Te sientas ante un (a) fiscalizador (a) y eres víctima propicia, un atrevido intruso que llega a perturbar la sagrada paz de ese (a) funcionario (a) que es, al mismo tiempo, juez y parte, ministro de fe plenipotenciario, ante cuya magnificencia todos tus arrestos, argumentos, pruebas documentales e intenciones bien encaminadas, se derrumbarán como castillo de naipes ante la perspicacia y la desconfianza de aquel verdugo, imbuido en plenitud de lo aseverado por Michel Foucault (a quien no conoce ni de nombre), en cuanto a “vigilar y castigar”.

Con una sonrisa sardónica, mientras disimula su tazón de café entre dos archivadores, te dirá: -“No me trajo todo… Aquí hay diecisiete declaraciones juradas… y yo le pedí veinticuatro… Mire, caballero, usted ya está grandecito para que me entienda…”.

Es para mí una muchacha que no ha llegado a la treintena. Siento el impulso de mandarla a la conchadesumadre, pero aparte de lo impropio y destemplado del exabrpto, me la echaría encima como una tigresa privada de sus cachorros y la venganza sutil se extendería a todos mis clientes (media docena). Me contengo, la miro a los ojos y le digo:
-Señorita, usted tendrá poco más de veinte años, es decir, como mi nieta mayor… ¿Y así le habla usted a su abuelo?

La joven fiscalizadora se demuda, cambia de colores como el colibrí tornasolado.
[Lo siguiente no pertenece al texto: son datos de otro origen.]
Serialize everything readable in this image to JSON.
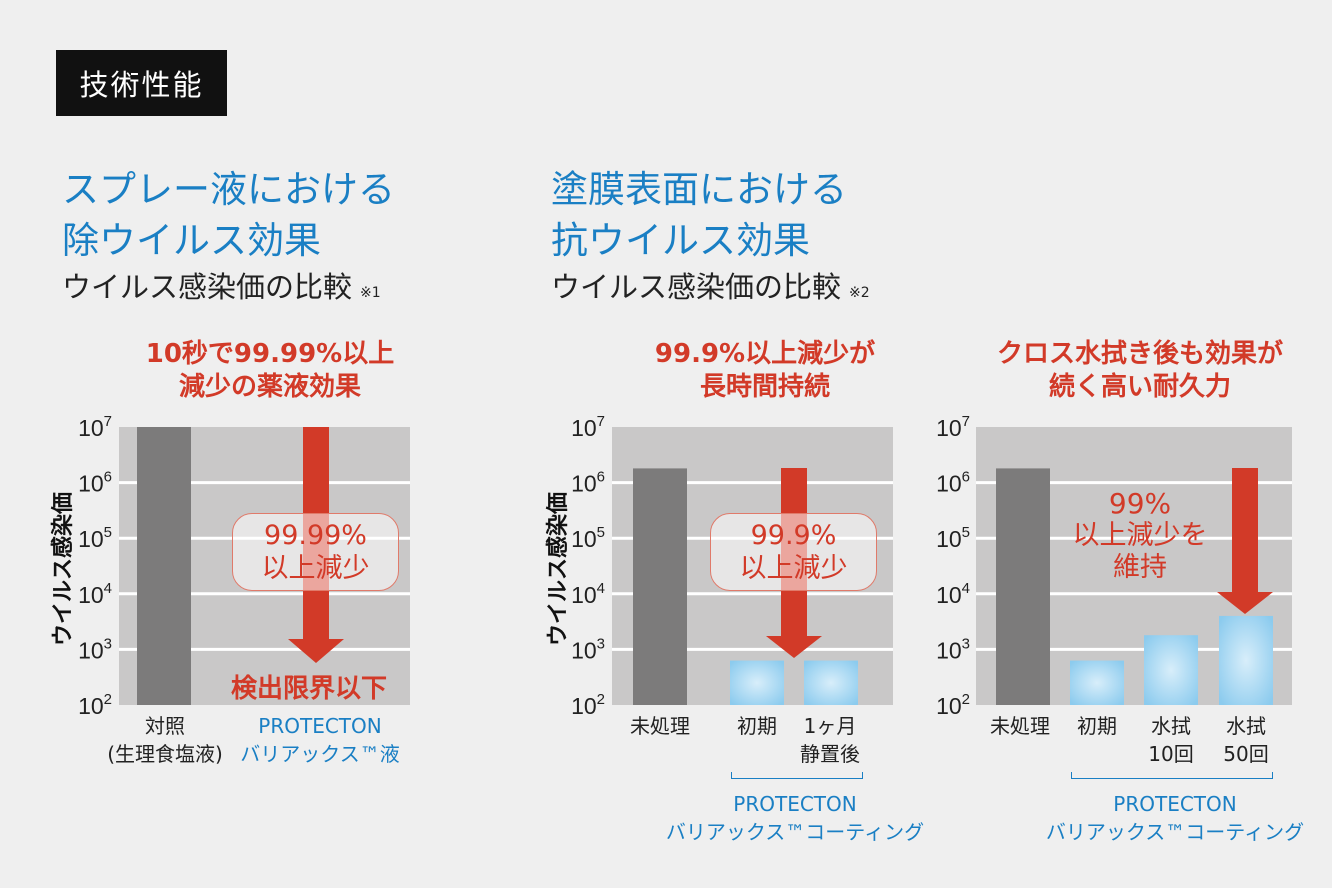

Presurosa, me timbra el formulario salvador, diciéndome: -“Bueno ya, listo, váyase señor, y para la próxima me trae todo como debe ser…”.

Me retiro, como un niño con su golosina, rogando a ese Dios, en el que no creo, pero al que suelo aferrarme, que me libre de nuevas citaciones amenazantes o de la tentación de preguntar: -“¿Y por qué no se aplica este celo burocrático a las grandes corporaciones, sino que las benefician con cuantiosas exenciones de tributos?

Mejor es callar y “hacerse el huevón”, como recomienda nuestro humorista Coco Legrand, cuando nos enfrentamos a fuerzas superiores, sea en el ámbito doméstico o en el mundo del trabajo asalariado.

Es que el funcionario público, en este país nuestro de autoritarismo rastrero y latente, suele transformarse en un dictador en potencia, arrogante y drástico en su cubículo, dispuesto a ejecutar al más osado, mientras te escruta, como diciendo: -“¿A mí me vienes con discursos democráticos? Espérate y verás cómo enredo hasta el infinito tus solicitudes y trámites”.

Entro en el café, para hacer un alto y recuperar el ritmo de la respiración. Cuento mis monedas: me alcanzan para un cortado chico y una medialuna, de acuerdo a la promoción que se destaca en una vistosa pizarra.

-Se terminó la promoción, caballero… dura hasta las once y son las once y media.

No digo nada. Abandono el recinto oloroso y camino hacia el rumbo prescrito. Todo sigue igual. Quizá Cioran tenga razón y la libertad no sea más que un asunto del alma individual. ¡Abur!